When culture, besides cost starts playing a role

Donald Trump’s new H-1B guidelines have named companies such as Infosys, TCS and Cognizant who the White House has said were misusing the H1-B lottery system.

“Top recipients of the H-1B visa are companies like Tata, Infosys, Cognizant — they will apply for a very large number of visas, more than they get. By putting extra tickets in the lottery raffle, if you will, and then they’ll get the lion’s share of visas,” a senior US administration official said. Trump has thus directed his administration to do away with the lottery system.

This might benefit the tech startups which hire in small numbers compared to the big IT outsourcers who apply for visas in thousands. However, does hiring from a foreign land become imperative for Indian tech startups based in the US? Is cost the only factor at play here?

“One issue that startups face in scaling up business in their early days is (consistency of) culture. That’s the reason of me moving here,” explains Abhinav Asthana, co-founder and CEO of Postman, who is based in Bay Area on a L1 visa.

Asthana’s company has about 10 workers based in the US, some of them on a work visa. He has clients has such as AMC Theatres, Clarifai, and BigCommerce. Other Indian tech startups which have opened offices or moved headquarters to the US are Druva and Freshdesk.

Gaining the lottery system was easy. Apply more, and you stand more chance of getting a cheap worker placed offshore.

Consultants in Bay Area also took advantage of it and placed a worker from India from one client to another. The workers got tied as bonded labor to the system and to the employer who could easily exploit them.

Tech startups from Israel, Japan, China, India or Germany which needed to fly key staff to set up a base in the US, lost out in the raffle.
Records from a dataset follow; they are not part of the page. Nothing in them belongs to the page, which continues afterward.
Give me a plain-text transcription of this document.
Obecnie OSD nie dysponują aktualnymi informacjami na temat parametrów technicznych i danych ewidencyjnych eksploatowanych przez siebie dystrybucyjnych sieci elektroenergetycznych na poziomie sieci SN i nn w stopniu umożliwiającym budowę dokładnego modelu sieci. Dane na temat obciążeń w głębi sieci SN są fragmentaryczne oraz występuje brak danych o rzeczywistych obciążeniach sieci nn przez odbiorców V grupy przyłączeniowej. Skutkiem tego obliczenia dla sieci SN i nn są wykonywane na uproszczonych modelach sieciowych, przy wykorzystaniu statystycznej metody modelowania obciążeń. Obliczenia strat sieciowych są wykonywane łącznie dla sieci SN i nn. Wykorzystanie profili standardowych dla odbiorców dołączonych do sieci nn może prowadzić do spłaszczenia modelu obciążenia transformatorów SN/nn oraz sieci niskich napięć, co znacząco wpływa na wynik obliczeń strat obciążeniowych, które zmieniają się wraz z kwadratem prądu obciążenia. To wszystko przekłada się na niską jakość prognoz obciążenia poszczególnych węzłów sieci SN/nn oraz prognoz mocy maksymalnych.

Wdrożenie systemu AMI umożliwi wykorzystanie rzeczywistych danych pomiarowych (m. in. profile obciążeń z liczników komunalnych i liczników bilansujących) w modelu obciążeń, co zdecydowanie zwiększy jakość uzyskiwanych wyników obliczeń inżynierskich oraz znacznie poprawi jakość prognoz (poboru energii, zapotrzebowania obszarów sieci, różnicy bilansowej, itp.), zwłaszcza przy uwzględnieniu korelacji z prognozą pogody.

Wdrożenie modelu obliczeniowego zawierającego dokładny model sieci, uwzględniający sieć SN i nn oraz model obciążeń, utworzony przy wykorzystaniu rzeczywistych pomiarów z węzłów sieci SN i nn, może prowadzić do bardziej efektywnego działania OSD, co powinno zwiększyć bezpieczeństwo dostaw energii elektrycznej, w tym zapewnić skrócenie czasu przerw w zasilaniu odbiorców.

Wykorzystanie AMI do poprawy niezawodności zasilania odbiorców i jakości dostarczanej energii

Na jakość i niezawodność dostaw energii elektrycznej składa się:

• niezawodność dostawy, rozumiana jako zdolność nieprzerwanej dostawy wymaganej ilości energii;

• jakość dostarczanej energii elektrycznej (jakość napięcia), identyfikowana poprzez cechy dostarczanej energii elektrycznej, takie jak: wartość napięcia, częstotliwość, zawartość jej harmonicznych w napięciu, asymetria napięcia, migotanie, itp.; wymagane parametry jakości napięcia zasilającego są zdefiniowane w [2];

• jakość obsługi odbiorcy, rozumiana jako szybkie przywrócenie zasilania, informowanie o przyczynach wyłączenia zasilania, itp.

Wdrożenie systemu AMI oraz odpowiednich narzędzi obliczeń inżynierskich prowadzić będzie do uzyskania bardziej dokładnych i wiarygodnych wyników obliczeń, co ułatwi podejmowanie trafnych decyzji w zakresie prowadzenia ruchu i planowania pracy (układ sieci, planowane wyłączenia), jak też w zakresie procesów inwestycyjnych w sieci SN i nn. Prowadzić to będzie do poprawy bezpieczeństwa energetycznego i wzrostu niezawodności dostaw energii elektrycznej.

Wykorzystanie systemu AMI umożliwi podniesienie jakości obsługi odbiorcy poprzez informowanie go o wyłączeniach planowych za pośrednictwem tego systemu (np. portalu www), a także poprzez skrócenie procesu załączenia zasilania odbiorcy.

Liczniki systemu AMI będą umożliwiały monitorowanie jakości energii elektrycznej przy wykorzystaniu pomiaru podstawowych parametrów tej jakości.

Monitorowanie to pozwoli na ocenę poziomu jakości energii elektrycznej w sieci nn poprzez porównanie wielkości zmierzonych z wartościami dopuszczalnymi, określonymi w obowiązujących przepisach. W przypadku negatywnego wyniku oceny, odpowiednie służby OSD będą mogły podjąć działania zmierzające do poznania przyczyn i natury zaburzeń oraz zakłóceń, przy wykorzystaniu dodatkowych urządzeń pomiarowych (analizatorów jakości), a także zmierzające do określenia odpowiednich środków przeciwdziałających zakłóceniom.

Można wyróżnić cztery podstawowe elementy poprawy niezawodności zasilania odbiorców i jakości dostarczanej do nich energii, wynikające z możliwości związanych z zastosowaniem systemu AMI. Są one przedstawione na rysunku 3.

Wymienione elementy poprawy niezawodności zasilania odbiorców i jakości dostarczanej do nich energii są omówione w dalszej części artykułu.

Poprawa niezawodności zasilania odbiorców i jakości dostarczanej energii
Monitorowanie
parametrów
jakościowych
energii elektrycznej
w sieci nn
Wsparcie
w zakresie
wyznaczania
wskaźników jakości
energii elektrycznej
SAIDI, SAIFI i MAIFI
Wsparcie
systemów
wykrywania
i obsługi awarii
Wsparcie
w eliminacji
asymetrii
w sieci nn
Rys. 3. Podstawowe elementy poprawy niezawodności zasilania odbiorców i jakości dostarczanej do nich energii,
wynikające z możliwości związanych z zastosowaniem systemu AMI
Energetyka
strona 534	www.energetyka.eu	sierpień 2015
They would apply for just one or two visas and would never win the lottery.

Doing away with the luck based system and focusing on merit as well as wages, would benefit the startups around the world, looking to expand to the US. Big IT companies would rather now offshore work to cheaper destinations than hire expensive labor onshore. This would also help drive innovation as talented scientists, designers, architects and other specialists would often lose out as large IT corporations would flood the raffle with their applications.

Clearly, as US moves from a lottery based H-1B system to a more merit-based program, startups from across the world headquartered in the US are going to benefit more, in attracting global talent to Silicon Valley than the big IT outsourcers.

It will also alleviate the pain of American software programmers who get disadvantaged as they get replaced by cheap foreign workers.